Diagnostic evaluation is essential to guide treatment decisions. Serum iron concentration, ideally measured 4–6 hours after ingestion, helps assess severity levels above 500 µg/dL are concerning. Additional labs such as liver function tests, arterial blood gas, complete blood count, and electrolytes are also important, along with abdominal imaging when indicated.

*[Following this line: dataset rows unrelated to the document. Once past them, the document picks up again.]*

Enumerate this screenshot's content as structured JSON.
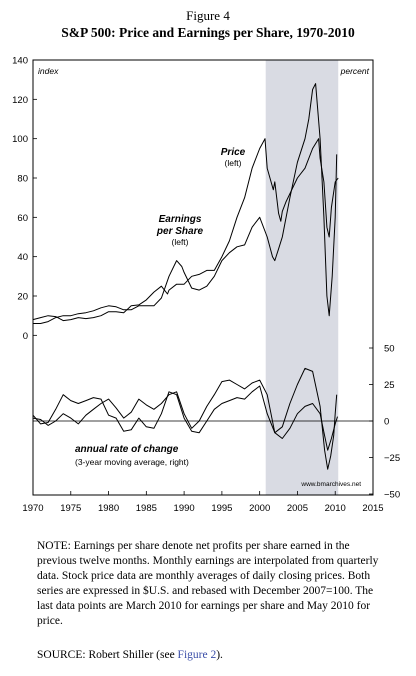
{
  "figure_label": "Figure 4",
  "title": "S&P 500: Price and Earnings per Share, 1970-2010",
  "chart_data": {
    "type": "line",
    "title": "S&P 500: Price and Earnings per Share, 1970-2010",
    "x_ticks": [
      1970,
      1975,
      1980,
      1985,
      1990,
      1995,
      2000,
      2005,
      2010,
      2015
    ],
    "xlim": [
      1970,
      2015
    ],
    "left_axis": {
      "label": "index",
      "ticks": [
        0,
        20,
        40,
        60,
        80,
        100,
        120,
        140
      ],
      "ylim": [
        -11,
        140
      ]
    },
    "right_axis": {
      "label": "percent",
      "ticks": [
        50,
        25,
        0,
        -25,
        -50
      ],
      "display_ticks": [
        "50",
        "25",
        "0",
        "−25",
        "−50"
      ],
      "ylim": [
        -50,
        51
      ]
    },
    "shaded_region": [
      2000.8,
      2010.4
    ],
    "grid": false,
    "series": [
      {
        "name": "Price",
        "axis": "left",
        "points": [
          [
            1970,
            8
          ],
          [
            1971,
            9
          ],
          [
            1972,
            10
          ],
          [
            1973,
            9.5
          ],
          [
            1974,
            7.5
          ],
          [
            1975,
            8
          ],
          [
            1976,
            9
          ],
          [
            1977,
            8.5
          ],
          [
            1978,
            9
          ],
          [
            1979,
            10
          ],
          [
            1980,
            12
          ],
          [
            1981,
            12
          ],
          [
            1982,
            11.5
          ],
          [
            1983,
            15
          ],
          [
            1984,
            15.5
          ],
          [
            1985,
            18
          ],
          [
            1986,
            22
          ],
          [
            1987,
            25
          ],
          [
            1987.8,
            21
          ],
          [
            1988,
            23
          ],
          [
            1989,
            26
          ],
          [
            1990,
            26
          ],
          [
            1991,
            30
          ],
          [
            1992,
            31
          ],
          [
            1993,
            33
          ],
          [
            1994,
            33
          ],
          [
            1995,
            40
          ],
          [
            1996,
            48
          ],
          [
            1997,
            60
          ],
          [
            1998,
            70
          ],
          [
            1999,
            85
          ],
          [
            2000,
            95
          ],
          [
            2000.7,
            100
          ],
          [
            2001,
            85
          ],
          [
            2001.8,
            74
          ],
          [
            2002,
            78
          ],
          [
            2002.5,
            62
          ],
          [
            2002.8,
            58
          ],
          [
            2003,
            63
          ],
          [
            2003.5,
            68
          ],
          [
            2004,
            72
          ],
          [
            2005,
            80
          ],
          [
            2006,
            85
          ],
          [
            2007,
            95
          ],
          [
            2007.8,
            100
          ],
          [
            2008,
            90
          ],
          [
            2008.5,
            78
          ],
          [
            2008.9,
            55
          ],
          [
            2009.2,
            50
          ],
          [
            2009.5,
            65
          ],
          [
            2010,
            78
          ],
          [
            2010.4,
            80
          ]
        ]
      },
      {
        "name": "Earnings per Share",
        "axis": "left",
        "points": [
          [
            1970,
            6
          ],
          [
            1971,
            6
          ],
          [
            1972,
            7
          ],
          [
            1973,
            9
          ],
          [
            1974,
            10
          ],
          [
            1975,
            10
          ],
          [
            1976,
            11
          ],
          [
            1977,
            11.5
          ],
          [
            1978,
            12.5
          ],
          [
            1979,
            14
          ],
          [
            1980,
            15
          ],
          [
            1981,
            14.5
          ],
          [
            1982,
            13
          ],
          [
            1983,
            13
          ],
          [
            1984,
            15
          ],
          [
            1985,
            15
          ],
          [
            1986,
            15
          ],
          [
            1987,
            19
          ],
          [
            1988,
            30
          ],
          [
            1989,
            38
          ],
          [
            1989.7,
            35
          ],
          [
            1990,
            32
          ],
          [
            1991,
            24
          ],
          [
            1992,
            23
          ],
          [
            1993,
            25
          ],
          [
            1994,
            30
          ],
          [
            1995,
            38
          ],
          [
            1996,
            42
          ],
          [
            1997,
            45
          ],
          [
            1998,
            46
          ],
          [
            1999,
            55
          ],
          [
            2000,
            60
          ],
          [
            2001,
            50
          ],
          [
            2001.7,
            40
          ],
          [
            2002,
            38
          ],
          [
            2002.5,
            44
          ],
          [
            2003,
            50
          ],
          [
            2004,
            70
          ],
          [
            2005,
            88
          ],
          [
            2006,
            100
          ],
          [
            2006.5,
            110
          ],
          [
            2007,
            125
          ],
          [
            2007.4,
            128
          ],
          [
            2008,
            100
          ],
          [
            2008.5,
            60
          ],
          [
            2008.9,
            20
          ],
          [
            2009.2,
            10
          ],
          [
            2009.6,
            30
          ],
          [
            2010,
            60
          ],
          [
            2010.2,
            92
          ]
        ]
      },
      {
        "name": "",
        "axis": "right",
        "points": [
          [
            1970,
            2
          ],
          [
            1971,
            1
          ],
          [
            1972,
            -3
          ],
          [
            1973,
            0
          ],
          [
            1974,
            5
          ],
          [
            1975,
            2
          ],
          [
            1976,
            -2
          ],
          [
            1977,
            4
          ],
          [
            1978,
            8
          ],
          [
            1979,
            12
          ],
          [
            1980,
            15
          ],
          [
            1981,
            9
          ],
          [
            1982,
            2
          ],
          [
            1983,
            6
          ],
          [
            1984,
            15
          ],
          [
            1985,
            11
          ],
          [
            1986,
            8
          ],
          [
            1987,
            12
          ],
          [
            1988,
            18
          ],
          [
            1989,
            20
          ],
          [
            1990,
            5
          ],
          [
            1991,
            -5
          ],
          [
            1992,
            0
          ],
          [
            1993,
            10
          ],
          [
            1994,
            18
          ],
          [
            1995,
            27
          ],
          [
            1996,
            28
          ],
          [
            1997,
            25
          ],
          [
            1998,
            22
          ],
          [
            1999,
            26
          ],
          [
            2000,
            28
          ],
          [
            2001,
            18
          ],
          [
            2002,
            -8
          ],
          [
            2003,
            -12
          ],
          [
            2004,
            -5
          ],
          [
            2005,
            5
          ],
          [
            2006,
            10
          ],
          [
            2007,
            12
          ],
          [
            2008,
            5
          ],
          [
            2008.6,
            -10
          ],
          [
            2009,
            -20
          ],
          [
            2009.5,
            -12
          ],
          [
            2010,
            -2
          ],
          [
            2010.3,
            3
          ]
        ]
      },
      {
        "name": "",
        "axis": "right",
        "points": [
          [
            1970,
            4
          ],
          [
            1971,
            -2
          ],
          [
            1972,
            -1
          ],
          [
            1973,
            8
          ],
          [
            1974,
            18
          ],
          [
            1975,
            14
          ],
          [
            1976,
            12
          ],
          [
            1977,
            14
          ],
          [
            1978,
            16
          ],
          [
            1979,
            15
          ],
          [
            1980,
            4
          ],
          [
            1981,
            2
          ],
          [
            1982,
            -7
          ],
          [
            1983,
            -6
          ],
          [
            1984,
            2
          ],
          [
            1985,
            -4
          ],
          [
            1986,
            -5
          ],
          [
            1987,
            5
          ],
          [
            1988,
            20
          ],
          [
            1989,
            18
          ],
          [
            1990,
            2
          ],
          [
            1991,
            -7
          ],
          [
            1992,
            -8
          ],
          [
            1993,
            0
          ],
          [
            1994,
            8
          ],
          [
            1995,
            12
          ],
          [
            1996,
            14
          ],
          [
            1997,
            16
          ],
          [
            1998,
            15
          ],
          [
            1999,
            20
          ],
          [
            2000,
            24
          ],
          [
            2001,
            5
          ],
          [
            2002,
            -8
          ],
          [
            2003,
            -4
          ],
          [
            2004,
            12
          ],
          [
            2005,
            25
          ],
          [
            2006,
            36
          ],
          [
            2007,
            34
          ],
          [
            2008,
            10
          ],
          [
            2008.6,
            -20
          ],
          [
            2009,
            -33
          ],
          [
            2009.4,
            -24
          ],
          [
            2009.8,
            -10
          ],
          [
            2010,
            5
          ],
          [
            2010.2,
            18
          ]
        ]
      }
    ],
    "annotations": {
      "price_label": "Price",
      "price_sub": "(left)",
      "eps_line1": "Earnings",
      "eps_line2": "per Share",
      "eps_sub": "(left)",
      "rate_label": "annual rate of change",
      "rate_sub": "(3-year moving average, right)",
      "credit": "www.bmarchives.net"
    }
  },
  "note": {
    "text1": "NOTE: Earnings per share denote net profits per share earned in the previous twelve months. Monthly earnings are interpolated from quarterly data. Stock price data are monthly averages of daily closing prices. Both series are expressed in $U.S. and rebased with December 2007=100. The last data points are March 2010 for earnings per share and May 2010 for price."
  },
  "source": {
    "prefix": "SOURCE: Robert Shiller (see ",
    "link": "Figure 2",
    "suffix": ")."
  }
}
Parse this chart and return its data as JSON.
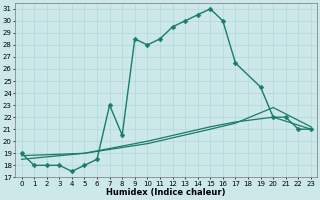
{
  "xlabel": "Humidex (Indice chaleur)",
  "bg_color": "#cce8e8",
  "line_color": "#1a7a6e",
  "xlim_min": -0.5,
  "xlim_max": 23.5,
  "ylim_min": 17,
  "ylim_max": 31.5,
  "yticks": [
    17,
    18,
    19,
    20,
    21,
    22,
    23,
    24,
    25,
    26,
    27,
    28,
    29,
    30,
    31
  ],
  "xticks": [
    0,
    1,
    2,
    3,
    4,
    5,
    6,
    7,
    8,
    9,
    10,
    11,
    12,
    13,
    14,
    15,
    16,
    17,
    18,
    19,
    20,
    21,
    22,
    23
  ],
  "main_x": [
    0,
    1,
    2,
    3,
    4,
    5,
    6,
    7,
    8,
    9,
    10,
    11,
    12,
    13,
    14,
    15,
    16,
    17,
    19,
    20,
    21,
    22,
    23
  ],
  "main_y": [
    19,
    18,
    18,
    18,
    17.5,
    18,
    18.5,
    23,
    20.5,
    28.5,
    28,
    28.5,
    29.5,
    30,
    30.5,
    31,
    30,
    26.5,
    24.5,
    22,
    22,
    21,
    21
  ],
  "smooth1_x": [
    0,
    5,
    10,
    15,
    17,
    20,
    23
  ],
  "smooth1_y": [
    18.8,
    19.0,
    19.8,
    21.0,
    21.5,
    22.8,
    21.2
  ],
  "smooth2_x": [
    0,
    5,
    10,
    15,
    17,
    20,
    23
  ],
  "smooth2_y": [
    18.5,
    19.0,
    20.0,
    21.2,
    21.6,
    22.0,
    21.0
  ],
  "grid_color": "#add4d4",
  "tick_fontsize": 5.0,
  "label_fontsize": 6.0,
  "marker_size": 2.5,
  "main_lw": 1.0,
  "smooth_lw": 0.9
}
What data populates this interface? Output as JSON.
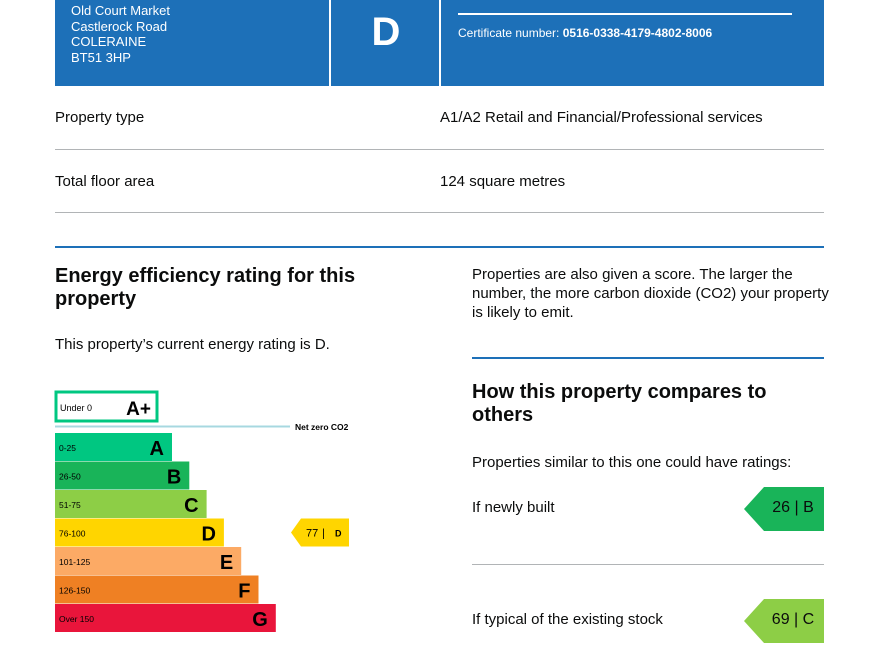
{
  "header": {
    "address_lines": [
      "Old Court Market",
      "Castlerock Road",
      "COLERAINE",
      "BT51 3HP"
    ],
    "energy_rating_letter": "D",
    "certificate_label": "Certificate number:",
    "certificate_number": "0516-0338-4179-4802-8006",
    "band_color": "#1d70b8"
  },
  "details": {
    "property_type_label": "Property type",
    "property_type_value": "A1/A2 Retail and Financial/Professional services",
    "floor_area_label": "Total floor area",
    "floor_area_value": "124 square metres"
  },
  "efficiency": {
    "heading": "Energy efficiency rating for this property",
    "current_text": "This property’s current energy rating is D.",
    "score_text": "Properties are also given a score. The larger the number, the more carbon dioxide (CO2) your property is likely to emit."
  },
  "chart_data": {
    "type": "bar",
    "bands": [
      {
        "letter": "A+",
        "range": "Under 0",
        "color": "#ffffff",
        "border": "#00c781"
      },
      {
        "letter": "A",
        "range": "0-25",
        "color": "#00c781"
      },
      {
        "letter": "B",
        "range": "26-50",
        "color": "#19b459"
      },
      {
        "letter": "C",
        "range": "51-75",
        "color": "#8dce46"
      },
      {
        "letter": "D",
        "range": "76-100",
        "color": "#ffd500"
      },
      {
        "letter": "E",
        "range": "101-125",
        "color": "#fcaa65"
      },
      {
        "letter": "F",
        "range": "126-150",
        "color": "#ef8023"
      },
      {
        "letter": "G",
        "range": "Over 150",
        "color": "#e9153b"
      }
    ],
    "net_zero_label": "Net zero CO2",
    "current": {
      "score": "77",
      "letter": "D",
      "color": "#ffd500"
    }
  },
  "compare": {
    "heading": "How this property compares to others",
    "intro": "Properties similar to this one could have ratings:",
    "items": [
      {
        "label": "If newly built",
        "score": "26",
        "letter": "B",
        "color": "#19b459"
      },
      {
        "label": "If typical of the existing stock",
        "score": "69",
        "letter": "C",
        "color": "#8dce46"
      }
    ]
  }
}
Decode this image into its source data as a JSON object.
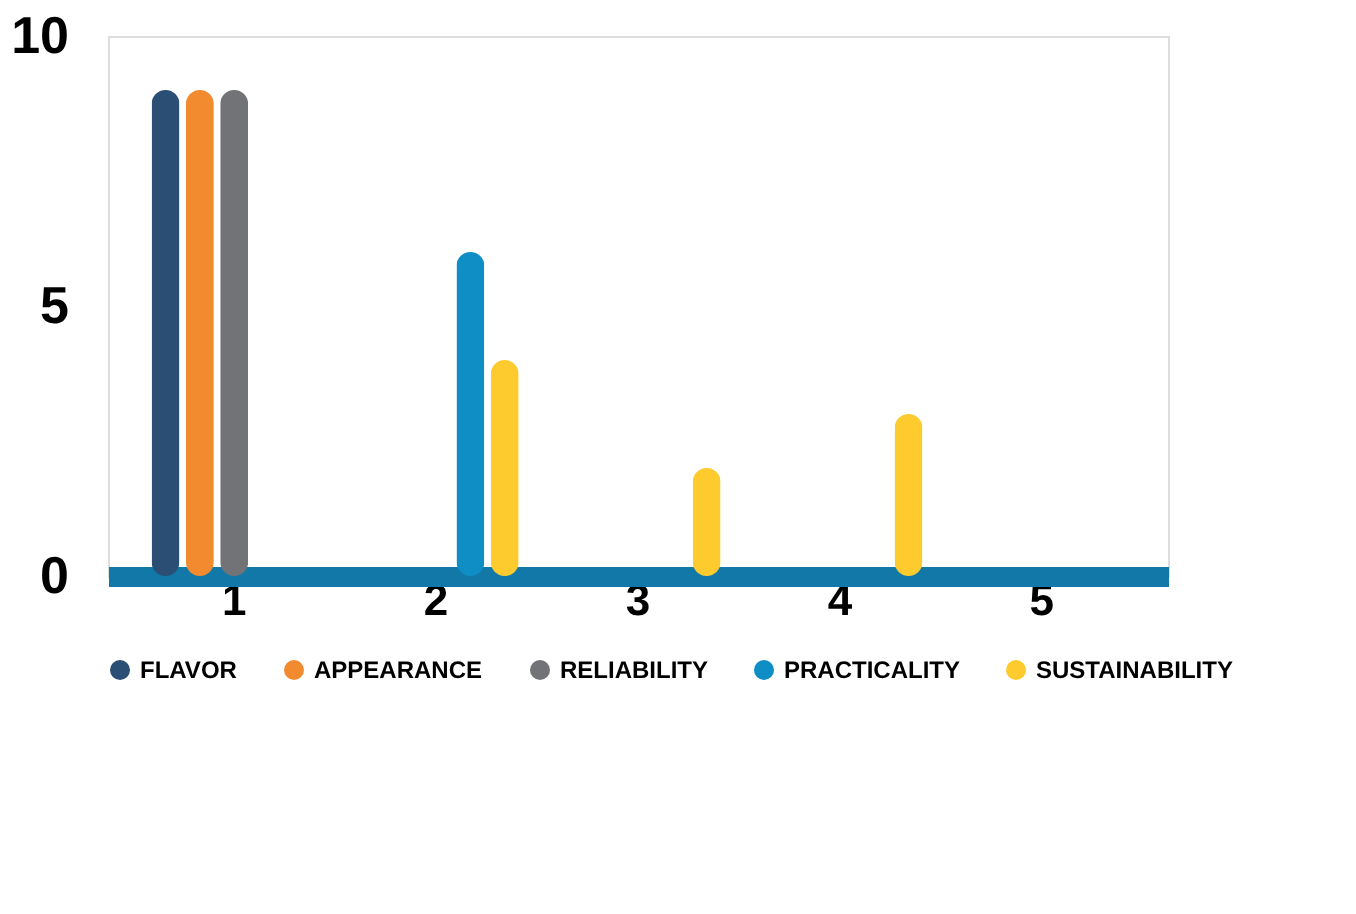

Chelation therapy with intravenous deferoxamine is the cornerstone of treatment for moderate to severe toxicity. It is recommended for patients with high serum iron levels, significant symptoms like hypotension or altered mental status, or radiographic evidence of retained tablets. Supportive care remains crucial throughout, including fluid and electrolyte management, correction of acidosis, and intensive care monitoring in severe cases. Finally, ongoing monitoring is needed to assess treatment response and detect late complications, such as gastrointestinal scarring. Psychiatric evaluation should be considered in cases of intentional overdose.